En ce qui concerne les LAS, puisqu’elles ne disparaîtront pas immédiatement, la Cour des comptes incite à « harmoniser et rationaliser » leur fonctionnement en fixant nationalement le volume des enseignements qui composent la mineure en santé des trois années de LAS et ceux, hors santé, qui composent la mineure des PASS. Elle veut aussi limiter le nombre de LAS « en fermant celles offrant un faible taux d’admission en MMOP et en privilégiant les LAS offrant les meilleures perspectives de réorientation aux étudiants ».

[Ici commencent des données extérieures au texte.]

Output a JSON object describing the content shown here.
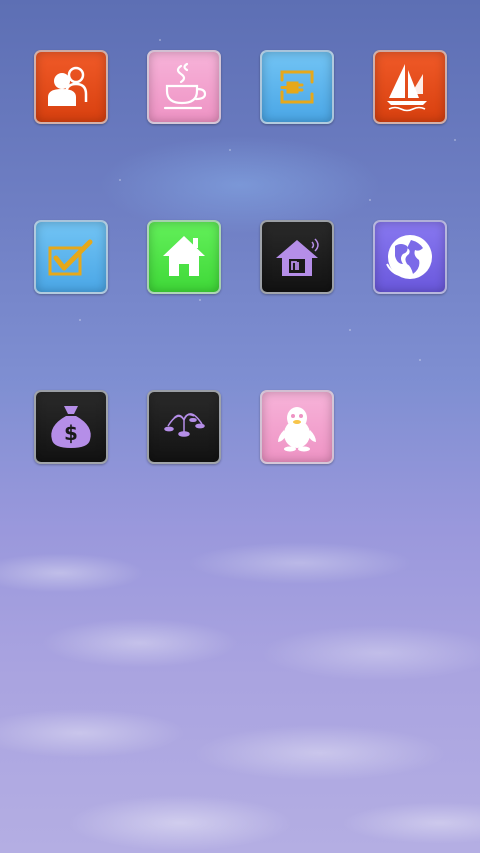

La Cour souhaite encourager l’accès aux études de santé pour les jeunes issus de milieux ruraux et défavorisés en développant une offre territoriale de formations délocalisées donnant accès aux études de santé. Elle recommande aussi d’élargir les passerelles donnant accès à la deuxième année de médecine, maïeutique, odontologie et pharmacie à des formations du premier cycle de domaines scientifiques ou non scientifiques et en développer le volume.
La plupart de ces propositions devraient être mises en œuvre dès 2025 et en 2026 selon la Cour. Et celle de la voie unique à la rentrée 2025. Soit dans 9 mois.